Choosing an appropriate interest rate is important in discounted cash flow (DCF) analysis. In order to get someone to accept more risk, more uncertainty about future outcomes, you need to entice them with higher returns. Higher interest rates expected to be generated by the business.
Pro-forma (projected) financial statement offers all viewpoints of a company’s future financing needs, problems and more. Ask yourself the following questions
- What’s the starting point of any financial statement forecast?
- What causes increases in the company’s assets and liabilities?
- What causes increases in the company’s expenses?
Carefully consider what causes each asset, liability, and expanse to increase when constructing a future cash flow forecast.
What factors increase the reliability of a free cash flow forecast?
- The longer track record
- More detail
- More stable economic environment
It is the valuation technique to identify relevant characteristics and then use market data to determine the price per unit. It is the most preferable way for valuation. Only use DCF when there’s no other way to help the situation. Price multiples are far more accurate.
You shouldn’t rely completely on any valuation technique. Different situations demand different processes of analysis. You can use a hybrid of the most suitable techniques according to your situation.
Can you use this knowledge to excel in the stock market?
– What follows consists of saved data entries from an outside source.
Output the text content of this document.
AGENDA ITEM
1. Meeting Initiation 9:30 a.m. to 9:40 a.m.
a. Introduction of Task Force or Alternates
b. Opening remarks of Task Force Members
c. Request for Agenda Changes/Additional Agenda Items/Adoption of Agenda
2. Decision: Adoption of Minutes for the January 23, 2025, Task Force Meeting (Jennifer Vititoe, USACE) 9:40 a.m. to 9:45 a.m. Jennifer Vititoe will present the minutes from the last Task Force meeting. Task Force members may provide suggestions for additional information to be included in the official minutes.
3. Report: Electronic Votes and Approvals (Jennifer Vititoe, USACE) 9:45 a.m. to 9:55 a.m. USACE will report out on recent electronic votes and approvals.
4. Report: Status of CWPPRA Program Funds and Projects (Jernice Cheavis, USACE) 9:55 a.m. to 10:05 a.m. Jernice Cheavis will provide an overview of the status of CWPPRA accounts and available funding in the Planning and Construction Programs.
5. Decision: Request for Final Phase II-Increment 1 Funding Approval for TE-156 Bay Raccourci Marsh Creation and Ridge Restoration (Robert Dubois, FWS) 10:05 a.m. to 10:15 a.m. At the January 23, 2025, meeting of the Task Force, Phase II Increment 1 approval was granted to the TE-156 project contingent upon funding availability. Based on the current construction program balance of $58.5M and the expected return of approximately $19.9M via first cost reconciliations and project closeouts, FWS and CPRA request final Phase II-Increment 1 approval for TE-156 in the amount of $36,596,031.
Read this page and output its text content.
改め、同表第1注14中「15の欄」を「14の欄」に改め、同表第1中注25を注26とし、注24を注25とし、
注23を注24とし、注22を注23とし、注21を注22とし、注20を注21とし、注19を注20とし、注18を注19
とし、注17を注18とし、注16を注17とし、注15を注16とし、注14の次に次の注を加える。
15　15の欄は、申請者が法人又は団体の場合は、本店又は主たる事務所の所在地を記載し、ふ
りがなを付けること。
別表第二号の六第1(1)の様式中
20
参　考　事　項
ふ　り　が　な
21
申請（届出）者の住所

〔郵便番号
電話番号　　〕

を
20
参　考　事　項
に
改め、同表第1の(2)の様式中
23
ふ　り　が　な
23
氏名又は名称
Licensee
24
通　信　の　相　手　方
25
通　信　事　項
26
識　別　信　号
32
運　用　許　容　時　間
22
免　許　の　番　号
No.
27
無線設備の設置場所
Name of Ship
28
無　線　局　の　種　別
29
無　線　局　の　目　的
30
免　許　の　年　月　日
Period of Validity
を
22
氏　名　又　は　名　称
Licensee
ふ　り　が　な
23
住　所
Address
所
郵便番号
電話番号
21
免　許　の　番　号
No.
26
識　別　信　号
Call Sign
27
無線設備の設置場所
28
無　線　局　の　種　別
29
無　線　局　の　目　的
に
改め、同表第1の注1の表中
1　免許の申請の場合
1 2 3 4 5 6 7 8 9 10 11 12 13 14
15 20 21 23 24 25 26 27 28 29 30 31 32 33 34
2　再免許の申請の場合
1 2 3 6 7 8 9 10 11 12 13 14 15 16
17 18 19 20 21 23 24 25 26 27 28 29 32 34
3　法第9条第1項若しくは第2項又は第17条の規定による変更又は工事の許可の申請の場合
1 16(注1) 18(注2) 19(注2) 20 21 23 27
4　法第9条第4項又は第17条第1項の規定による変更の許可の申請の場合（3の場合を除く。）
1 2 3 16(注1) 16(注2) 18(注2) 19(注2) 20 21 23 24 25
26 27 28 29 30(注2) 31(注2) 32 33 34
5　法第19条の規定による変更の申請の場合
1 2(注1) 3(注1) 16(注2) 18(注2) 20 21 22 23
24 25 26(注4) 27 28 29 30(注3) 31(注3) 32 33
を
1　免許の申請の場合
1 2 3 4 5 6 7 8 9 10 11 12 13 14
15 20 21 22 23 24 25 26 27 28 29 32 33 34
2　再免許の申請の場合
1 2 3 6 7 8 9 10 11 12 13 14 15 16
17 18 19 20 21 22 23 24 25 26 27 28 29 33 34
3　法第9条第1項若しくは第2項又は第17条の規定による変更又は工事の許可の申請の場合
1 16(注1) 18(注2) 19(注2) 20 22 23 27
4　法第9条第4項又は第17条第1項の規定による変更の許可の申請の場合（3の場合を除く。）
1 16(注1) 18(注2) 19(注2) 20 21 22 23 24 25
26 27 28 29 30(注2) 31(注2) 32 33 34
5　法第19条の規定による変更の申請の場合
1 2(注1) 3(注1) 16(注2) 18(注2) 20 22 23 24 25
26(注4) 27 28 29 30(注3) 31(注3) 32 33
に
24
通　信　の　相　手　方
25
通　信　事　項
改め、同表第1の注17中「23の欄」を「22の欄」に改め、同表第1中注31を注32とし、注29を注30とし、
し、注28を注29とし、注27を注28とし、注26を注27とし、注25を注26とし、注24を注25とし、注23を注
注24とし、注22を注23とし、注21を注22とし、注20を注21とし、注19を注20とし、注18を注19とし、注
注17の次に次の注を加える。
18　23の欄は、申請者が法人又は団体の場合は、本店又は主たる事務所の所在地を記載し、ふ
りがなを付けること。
This is a question that is bound to come to your head while reading about business valuation. Unfortunately, you can’t use this knowledge to excel in the stock market. If you do it, you’ll lose your money way easier than the effort you put in earning it. It’s not nearly enough. The market shifts and turns really fast. Even if you think you finally got something, you’ll be a couple of weeks too late make use of that information. However, you can use this knowledge to invest in small businesses around the country and the world. It can roughly give you the idea of how much a business is worth. And whether or not should you invest in it.
Secondly, you don’t even have enough data for analyzing. The ones who are really killing it in the stock market are really experienced and skilled set of individuals who have been doing this for years. They have the knowledge and experience with the working of the market and economy which helps them predict future outcomes. They have access to the data that people like you and I don’t. Even they lose too, it often just isn’t made public because their gains are huge too.
So, no, you can’t do that. It’s a long game if you don’t want to wait 30 to 40 years and work your way up to a level that matters, don’t even bother. Just a friendly reminder once again, the answer is still no.